Most classic bikes wear their decades on their sleeves, with patina, faded paint, and a logbook full of adventures. This 1981 Yamaha XT500 is the opposite kind of survivor. With a mere 47 kilometers showing on its odometer, it has effectively never been used, making it one of the most untouched examples of Yamaha's legendary thumper anywhere in the world.
That number is no typo. The bike covered only a couple of kilometers under its first owner before it was parked indoors as a piece of decor, and the handful of kilometers it has since accumulated were added almost grudgingly by later caretakers. Now it is set to cross the block at Bonhams, offering a collector the rare chance to own a machine that is essentially brand new yet more than four decades old.

The Bike That Started the Big-Single Revival
When Yamaha pulled the wraps off the XT500 at the 1975 Tokyo Motor Show, the company was best known for its buzzy two-strokes. The XT was a deliberate change of direction, built around a 499cc air-cooled single with a single overhead cam, two valves, and a five-speed gearbox. American desert riders had been asking for a torque-rich, dependable four-stroke that could handle long-distance off-road hauls, and Yamaha answered with a bike that felt like a modern take on the classic British thumper.
The engineering was clever in its simplicity. Oil lived inside the frame in a dry-sump layout, which cooled the lubricant and saved the weight of a separate tank. A single steel backbone tube and front downtube formed the chassis, suspension came courtesy of long-travel forks and twin rear shocks, and drum brakes handled stopping duties at both ends. With a 21-inch front wheel, an 18-inch rear, roughly 28 horsepower, 27 lb-ft of torque, and a curb weight of only 140 kilograms, the XT500 was light, friendly, and genuinely capable in the dirt.

From the Desert to Dakar Glory
Reliability on a showroom floor is one thing, but the XT500 proved itself where it mattered most. The little single won the brutal inaugural Paris-Dakar Rally in 1979 and repeated the feat in 1980, with Cyril Neveu becoming a household name in the process. It also conquered the Paris-Abidjan-Nice Rally and dominated Australia's grueling Finke Desert Race, taking wins in 1978, 1979, and again in 1986. There was even a road-racing footnote, when a heavily modified XT500 won the Luxembourg Grand Prix on its way to ninth in the 1977 500cc Motocross World Championship against far lighter two-stroke rivals.
That competition pedigree turned the XT500 into a cult hero. The same fundamental engine spawned the off-road TT500 and the street-focused SR500, and the broader XT family eventually stretched from little 125cc machines all the way up to the adventure-ready XT660Z Tenere. In France alone, Yamaha sold more than 62,000 XT500s across a production run that lasted from 1976 to 1989.

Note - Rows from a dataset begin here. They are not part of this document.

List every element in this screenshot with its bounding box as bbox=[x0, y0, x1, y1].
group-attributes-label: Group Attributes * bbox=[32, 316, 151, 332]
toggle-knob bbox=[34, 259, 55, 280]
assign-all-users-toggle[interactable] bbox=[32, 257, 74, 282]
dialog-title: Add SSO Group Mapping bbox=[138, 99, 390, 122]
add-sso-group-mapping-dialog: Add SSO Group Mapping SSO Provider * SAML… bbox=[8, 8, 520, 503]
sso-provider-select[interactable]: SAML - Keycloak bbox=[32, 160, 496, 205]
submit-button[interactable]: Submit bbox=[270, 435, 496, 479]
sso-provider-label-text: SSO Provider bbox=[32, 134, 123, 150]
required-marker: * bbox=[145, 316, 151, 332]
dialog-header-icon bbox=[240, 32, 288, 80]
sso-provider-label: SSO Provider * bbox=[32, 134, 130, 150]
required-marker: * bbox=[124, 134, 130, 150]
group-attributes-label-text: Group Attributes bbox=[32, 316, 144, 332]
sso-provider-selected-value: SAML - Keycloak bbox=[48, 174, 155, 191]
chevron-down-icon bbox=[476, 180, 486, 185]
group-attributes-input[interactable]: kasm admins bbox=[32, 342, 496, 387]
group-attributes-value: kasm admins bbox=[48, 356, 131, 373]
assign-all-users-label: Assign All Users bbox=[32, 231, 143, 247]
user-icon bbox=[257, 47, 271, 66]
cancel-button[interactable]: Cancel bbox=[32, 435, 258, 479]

A 47-Kilometer Time Capsule
This particular example began life when it was delivered new to Hatfield Yamaha in South Africa, where it sat on display for years before a private buyer took it home. Rather than ride it, that first owner treated it as living-room art, rolling up just a couple of kilometers before parking it inside his house. His nephew later acquired it with only 2 kilometers showing and added around 40 more before passing it along. The current custodian bought the bike from that second owner in 2017 and imported it to the United Kingdom, where it has remained part of a private collection.
It has not been ridden under the latest ownership, though it has been started and serviced periodically to keep it healthy. The most recent service took place in March 2026 at 46 kilometers, when the carburetor and fuel tap were cleaned and a fresh battery was fitted. The original carburetor jets were swapped for items better suited to UK running, and the bike was last fired up earlier this year. The sale includes a 2001 South African Registration Certificate, a thick file of import paperwork, a service invoice, an email from the previous owner outlining the bike's history, and the key.

What It's Worth
Bonhams has set a price guide of GBP 8,000 to GBP 12,000, which translates to roughly USD 10,750 to USD 16,130 at current exchange rates. For a bike with this kind of competition heritage and almost no miles, that estimate looks like a fascinating gamble. Ride it and you instantly erase what makes it special. Preserve it and you own one of the finest static reminders of why the XT500 became a legend. Either way, it is a remarkable piece of dual-sport history that almost certainly will not surface in this condition again.